Finding Images with Similarities

Use the resource search with the filter:

/resources?ShowWithSimilar=true

This shows only resources that have at least one similar image detected.

Merging Duplicates

When you find duplicates, you can merge them:

  1. Navigate to the resource you want to keep (the "winner")
  2. Find the Similar Resources section
  3. Click Merge Others To This
  4. Confirm the action

Merging:

  • Keeps the winner resource with all its metadata
  • Transfers all tags, notes, and group associations from merged resources
  • Deletes the merged resources
  • Preserves the winner's version history
warning

Merging is permanent -- the merged resources are deleted. Verify that the winner resource is the one you intend to keep.

Cache Warming

At startup, the hash worker loads existing hashes into the LRU cache in pages of up to 50,000 entries. This pre-populates the cache so similarity detection is effective immediately without waiting for a full batch cycle.

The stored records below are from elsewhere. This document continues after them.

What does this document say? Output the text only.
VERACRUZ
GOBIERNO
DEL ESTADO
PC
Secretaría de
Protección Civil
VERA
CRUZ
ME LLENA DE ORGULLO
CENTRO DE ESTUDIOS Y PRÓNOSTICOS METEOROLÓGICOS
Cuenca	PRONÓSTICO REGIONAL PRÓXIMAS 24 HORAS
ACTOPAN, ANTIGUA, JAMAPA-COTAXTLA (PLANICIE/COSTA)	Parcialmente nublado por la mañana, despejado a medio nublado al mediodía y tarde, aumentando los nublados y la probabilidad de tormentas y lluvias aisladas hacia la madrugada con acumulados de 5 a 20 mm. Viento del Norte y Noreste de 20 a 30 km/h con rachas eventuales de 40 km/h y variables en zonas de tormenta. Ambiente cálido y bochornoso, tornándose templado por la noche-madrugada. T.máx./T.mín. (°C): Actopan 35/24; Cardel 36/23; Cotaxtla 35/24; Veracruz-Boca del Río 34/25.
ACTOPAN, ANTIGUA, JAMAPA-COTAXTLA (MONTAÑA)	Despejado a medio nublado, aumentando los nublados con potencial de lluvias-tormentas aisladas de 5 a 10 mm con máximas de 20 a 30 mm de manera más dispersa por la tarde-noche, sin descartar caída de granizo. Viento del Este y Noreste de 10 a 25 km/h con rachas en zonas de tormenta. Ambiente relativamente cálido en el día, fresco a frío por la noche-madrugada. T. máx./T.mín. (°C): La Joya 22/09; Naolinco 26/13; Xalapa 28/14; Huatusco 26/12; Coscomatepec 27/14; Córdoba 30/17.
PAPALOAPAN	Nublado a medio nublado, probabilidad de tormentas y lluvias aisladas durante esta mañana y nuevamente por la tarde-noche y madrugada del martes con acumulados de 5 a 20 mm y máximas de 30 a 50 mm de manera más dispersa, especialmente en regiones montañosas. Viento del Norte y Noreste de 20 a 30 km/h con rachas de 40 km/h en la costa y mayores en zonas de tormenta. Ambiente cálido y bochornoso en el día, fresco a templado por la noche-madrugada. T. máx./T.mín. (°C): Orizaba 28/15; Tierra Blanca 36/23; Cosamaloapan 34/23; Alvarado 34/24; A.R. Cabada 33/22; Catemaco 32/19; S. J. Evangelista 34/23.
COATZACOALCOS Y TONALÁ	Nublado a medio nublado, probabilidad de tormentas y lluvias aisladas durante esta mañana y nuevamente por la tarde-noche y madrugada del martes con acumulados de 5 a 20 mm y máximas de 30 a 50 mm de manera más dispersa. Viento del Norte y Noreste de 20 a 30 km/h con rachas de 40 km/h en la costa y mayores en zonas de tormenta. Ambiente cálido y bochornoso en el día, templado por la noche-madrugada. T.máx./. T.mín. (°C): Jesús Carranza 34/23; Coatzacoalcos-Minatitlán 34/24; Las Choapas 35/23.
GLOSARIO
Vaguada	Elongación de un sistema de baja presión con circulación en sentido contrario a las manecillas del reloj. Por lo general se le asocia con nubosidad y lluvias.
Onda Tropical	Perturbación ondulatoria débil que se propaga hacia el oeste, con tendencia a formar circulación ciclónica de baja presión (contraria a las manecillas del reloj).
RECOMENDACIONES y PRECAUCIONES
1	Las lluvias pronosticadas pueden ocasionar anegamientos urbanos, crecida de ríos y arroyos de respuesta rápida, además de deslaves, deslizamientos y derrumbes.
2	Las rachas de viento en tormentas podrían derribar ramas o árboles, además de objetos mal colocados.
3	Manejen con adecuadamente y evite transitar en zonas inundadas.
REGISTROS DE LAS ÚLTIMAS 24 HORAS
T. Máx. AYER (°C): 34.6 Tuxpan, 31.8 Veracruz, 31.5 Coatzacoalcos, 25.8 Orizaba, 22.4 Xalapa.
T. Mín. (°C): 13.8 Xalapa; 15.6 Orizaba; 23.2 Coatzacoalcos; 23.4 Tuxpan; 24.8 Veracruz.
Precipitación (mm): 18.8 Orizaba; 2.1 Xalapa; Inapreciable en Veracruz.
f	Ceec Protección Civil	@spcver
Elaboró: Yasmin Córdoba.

The cache size is controlled by -hash-cache-size (default: 100,000 entries). If your collection exceeds this limit, older entries are evicted and may not participate in similarity comparisons until they cycle back through batch processing.

Failed Hash Handling

If hashing fails for a Resource (corrupt image, unsupported encoding), the worker stores an empty hash record. This prevents the Resource from being retried on every batch cycle.

Memory Considerations

The hash worker maintains an in-memory LRU cache of image hashes for fast similarity lookups. Memory usage depends on your image count and the -hash-cache-size setting:

Image CountEstimated Cache Size
10,000~0.2 MB
100,000~2.4 MB
1,000,000~24 MB
10,000,000~240 MB

For collections with millions of images, memory usage stays under 250 MB. The cache is loaded at startup and updated incrementally.

On-Upload Processing

When you upload a new image, it is queued for immediate hash processing. This means:

  1. Upload completes and resource is created
  2. Resource ID is added to the hash queue
  3. Worker processes it (usually within seconds)
  4. Similar images appear on the resource page

If the queue is full (1000 items), new uploads fall back to batch processing on the next poll interval.

Hash Migration

If you have images that were uploaded before hash calculation was available, the hash worker automatically processes them during its batch cycles. No manual intervention is required.

The worker also handles migration of hash format changes transparently. The current storage format uses int64 for efficient Hamming distance calculation. Legacy string-format hashes are still supported and migrated automatically. No action needed from you.

Troubleshooting

Similar images not appearing

  1. Check that the hash worker is running (not disabled)
  2. Wait for the next poll interval
  3. Check logs for processing errors
  4. Verify the image format is supported

Too many false positives

Lower the similarity threshold:

./mahresources -hash-similarity-threshold=6 ...

Missing obvious duplicates

Raise the similarity threshold:

./mahresources -hash-similarity-threshold=15 ...

High memory usage

If the hash cache is too large:

  1. Reduce the cache size: -hash-cache-size=50000
  2. Disable the worker if not needed: -hash-worker-disabled
  3. Add more system memory